People treat the “margins” as joyless places bereft of anything of value. In fact, talk about the “margins” is one of the most racist narratives among progressives. I, for one, have grown to loathe the term, even though I use it from time to time to code switch. It’s not the “margins” to me, asshole; it’s my world, it’s my moral center, it’s where I reside. When you talk about my whole culture being on the periphery in one breath and then pantomime it at home, well, it’s infuriating. How can we be on the margins, and yet every song you sing, every artist you like, all the fashion you steal is Black? That liberal-racist narrative doesn’t capture entire cultures that are mighty fortresses of liberation.
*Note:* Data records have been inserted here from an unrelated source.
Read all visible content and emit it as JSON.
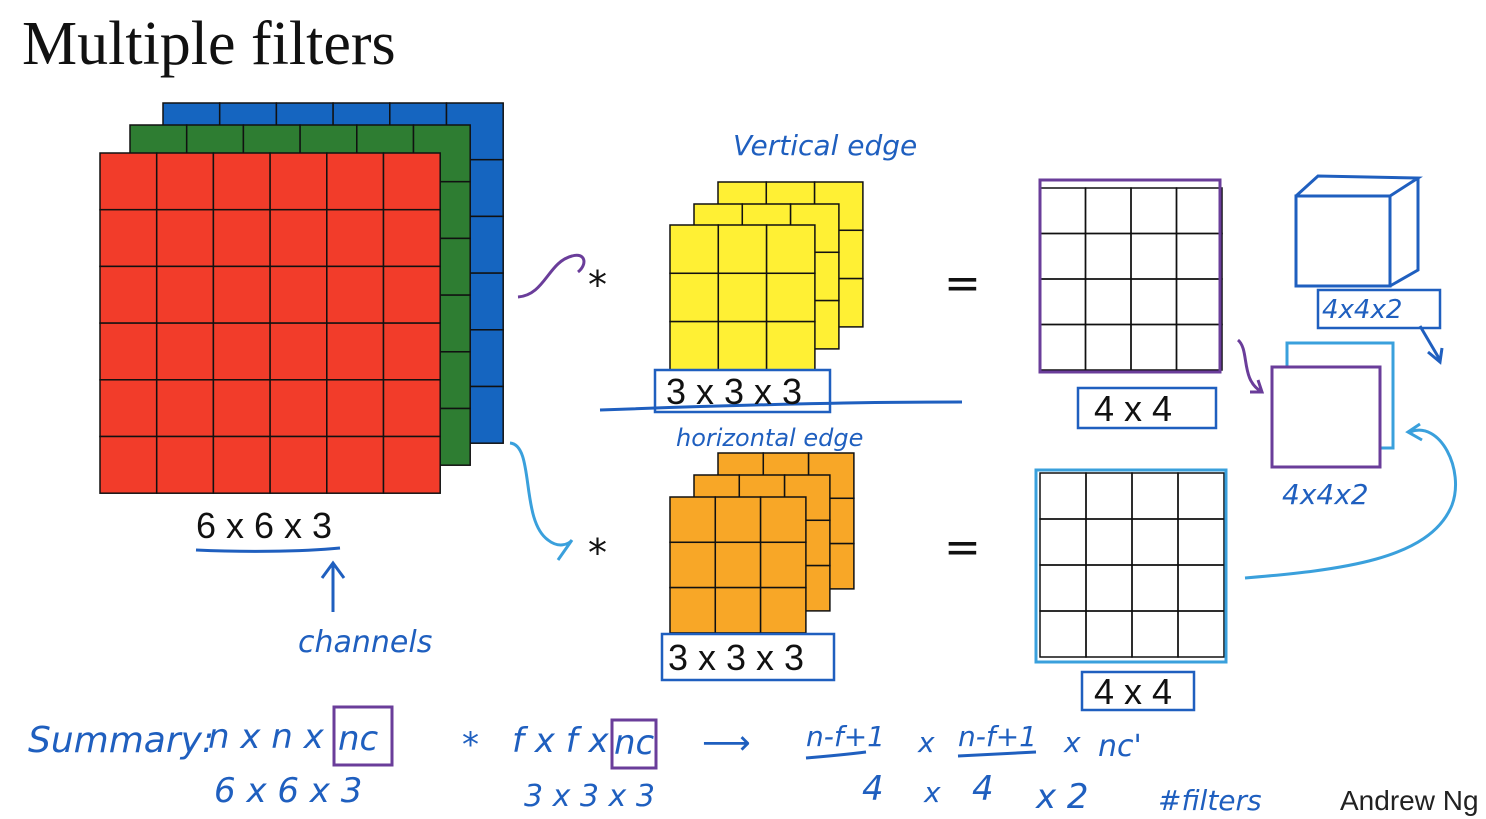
{
  "title": "Multiple filters",
  "input": {
    "label": "6 x 6 x 3",
    "note": "channels"
  },
  "filters": [
    {
      "note": "Vertical edge",
      "operator": "*",
      "label": "3 x 3 x 3",
      "equals": "=",
      "output_label": "4 x 4"
    },
    {
      "note": "horizontal edge",
      "operator": "*",
      "label": "3 x 3 x 3",
      "equals": "=",
      "output_label": "4 x 4"
    }
  ],
  "stacked_output": {
    "top_label": "4x4x2",
    "bottom_label": "4x4x2"
  },
  "summary": {
    "label": "Summary:",
    "row1": [
      "n x n x",
      "nc",
      "*",
      "f x f x",
      "nc",
      "⟶",
      "n-f+1",
      "x",
      "n-f+1",
      "x",
      "nc'"
    ],
    "row2": [
      "6 x 6 x 3",
      "3 x 3 x 3",
      "4",
      "x",
      "4",
      "x 2",
      "#filters"
    ]
  },
  "footer": "Andrew Ng"
}
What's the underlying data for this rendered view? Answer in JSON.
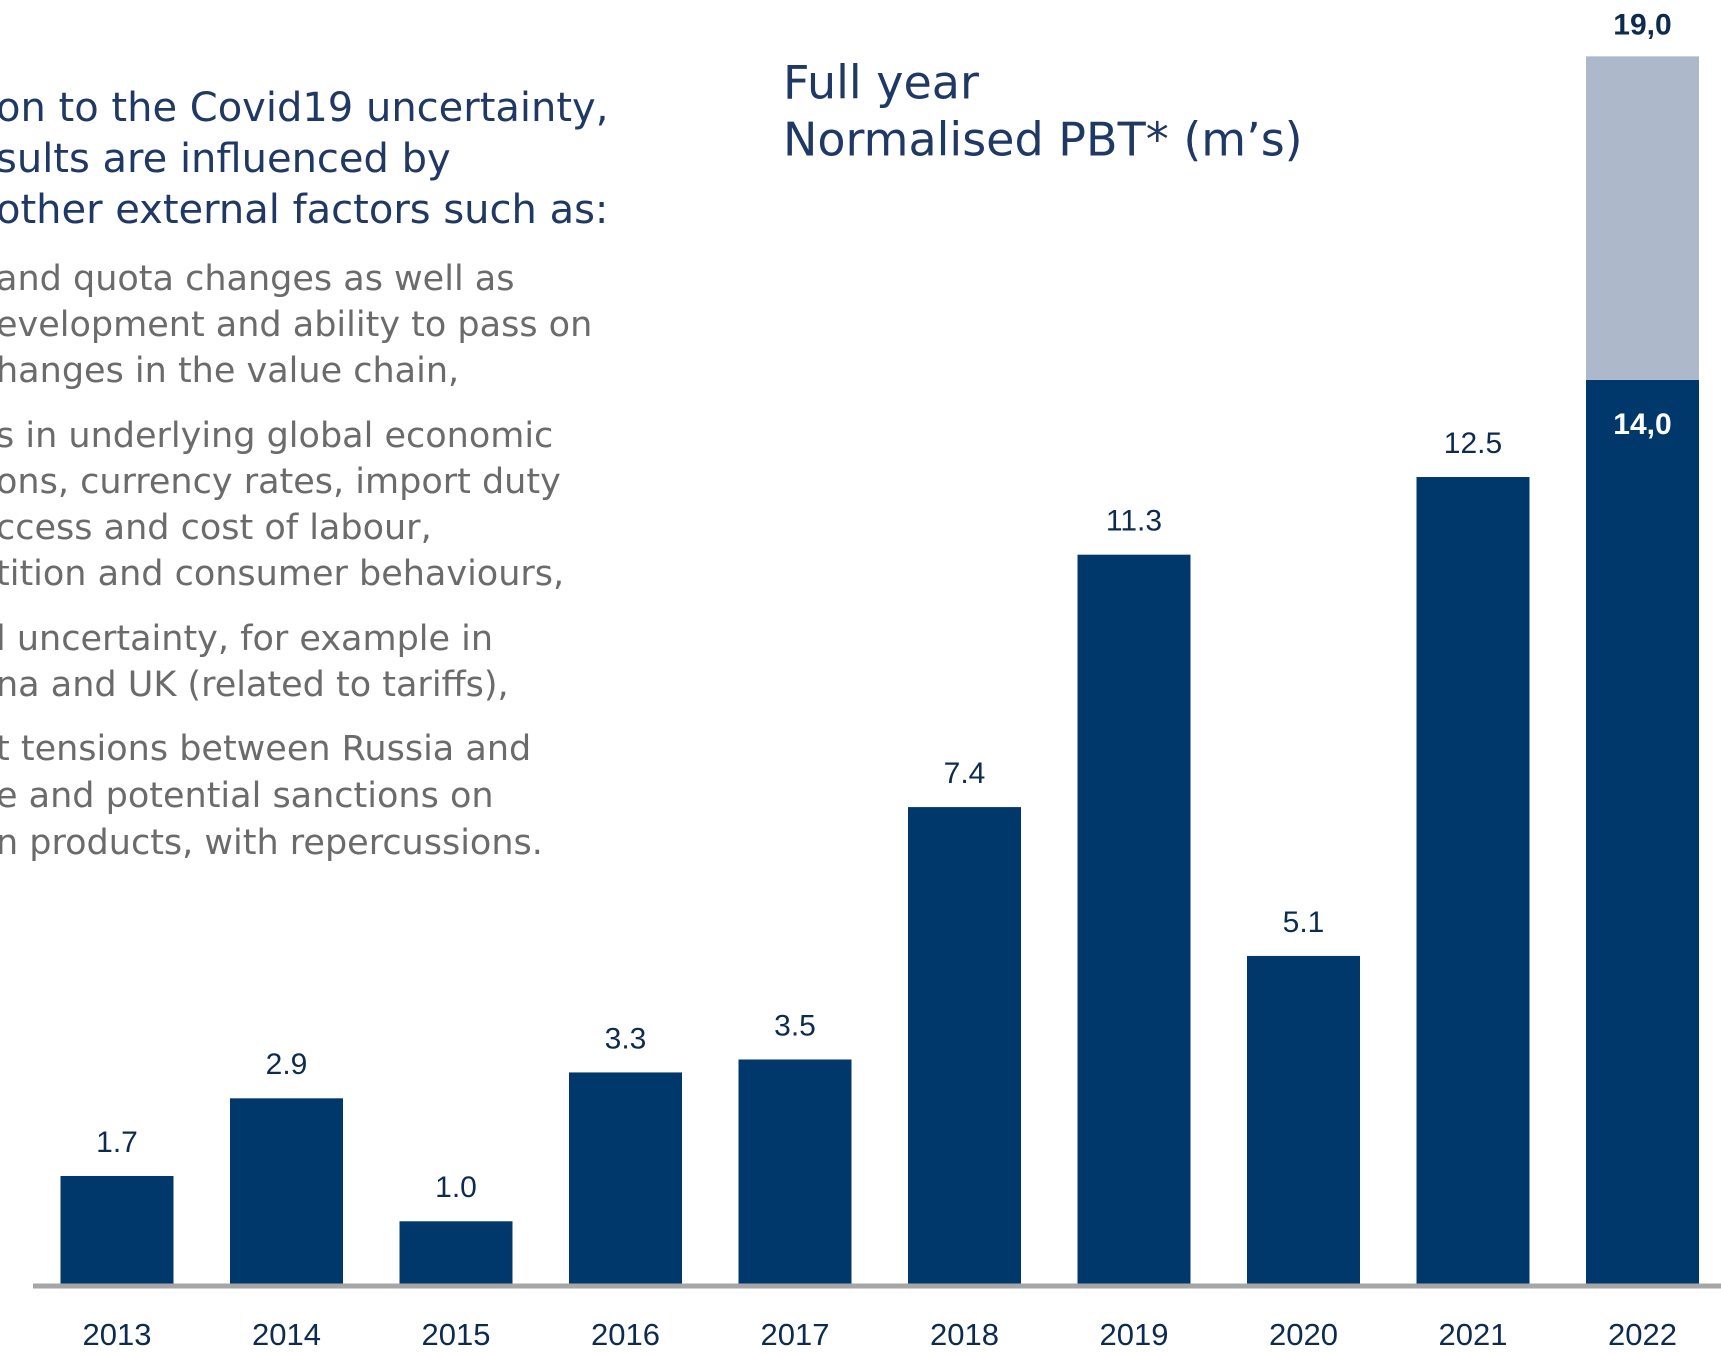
{
  "text_block": {
    "heading": [
      "on to the Covid19 uncertainty,",
      "sults are influenced by",
      "other external factors such as:"
    ],
    "bullets": [
      [
        "and quota changes as well as",
        "evelopment and ability to pass on",
        "hanges in the value chain,"
      ],
      [
        "s in underlying global economic",
        "ons, currency rates, import duty",
        "ccess and cost of labour,",
        "tition and consumer behaviours,"
      ],
      [
        "l uncertainty, for example in",
        "na and UK (related to tariffs),"
      ],
      [
        "t tensions between Russia and",
        "e and potential sanctions on",
        "n products, with repercussions."
      ]
    ]
  },
  "chart_data": {
    "type": "bar",
    "title": [
      "Full year",
      "Normalised PBT* (m’s)"
    ],
    "categories": [
      "2013",
      "2014",
      "2015",
      "2016",
      "2017",
      "2018",
      "2019",
      "2020",
      "2021",
      "2022"
    ],
    "series": [
      {
        "color": "#00386c",
        "values": [
          1.7,
          2.9,
          1.0,
          3.3,
          3.5,
          7.4,
          11.3,
          5.1,
          12.5,
          14.0
        ],
        "value_labels": [
          "1.7",
          "2.9",
          "1.0",
          "3.3",
          "3.5",
          "7.4",
          "11.3",
          "5.1",
          "12.5",
          "14,0"
        ]
      },
      {
        "color": "#adb9ca",
        "values": [
          null,
          null,
          null,
          null,
          null,
          null,
          null,
          null,
          null,
          5.0
        ]
      }
    ],
    "totals": [
      null,
      null,
      null,
      null,
      null,
      null,
      null,
      null,
      null,
      19.0
    ],
    "total_labels": [
      null,
      null,
      null,
      null,
      null,
      null,
      null,
      null,
      null,
      "19,0"
    ],
    "ylim": [
      0,
      19.5
    ]
  }
}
They are birthed and grown in these places that most folks use as tools of oppression—pimps selling my helplessness to you for the sake of their woke heroes’ accolades and reputations.

And this:

I’m going to share with you the secret. What I mean is there is a death pact between our political structure and our economic overlords, and they will take us all with them with little to no forethought. COVID-19 has simply revealed not only the largely unrealized depths of depravity to which they are willing to go but also the thing that keeps me going most days. The great hope that COVID-19 has revealed in the midst of the charnel-house response from a White House—which has never been whiter—is just how completely vulnerable they are. That’s where God is in the midst of this. That’s where the Holy One known as I am resides currently in our country. God is the cracks, flaws, and splintering pillars of a system that can’t support its own bloated weight.

God is the cracks, flaws, and splinters. I guess the problem with the original jeremiads, of which there are multitude, was their focus on moralism. We know who is causing the cracks, flaws, and splinters, and shame on them. Aren’t they trash?

What Duncan does in United States of Grace is shift the current ever so slightly that everything is different, because the cracks, flaws and splinters are God.

What was that Paul said in 1st Corinthians? The weakness of God is stronger than human strength? Or 2nd Corinthians? My power is made perfect in weakness?

That, or something like it, is what Lenny Duncan is up to in this memoir… and since it’s a trilogy, we can fully anticipate he is just getting warmed up.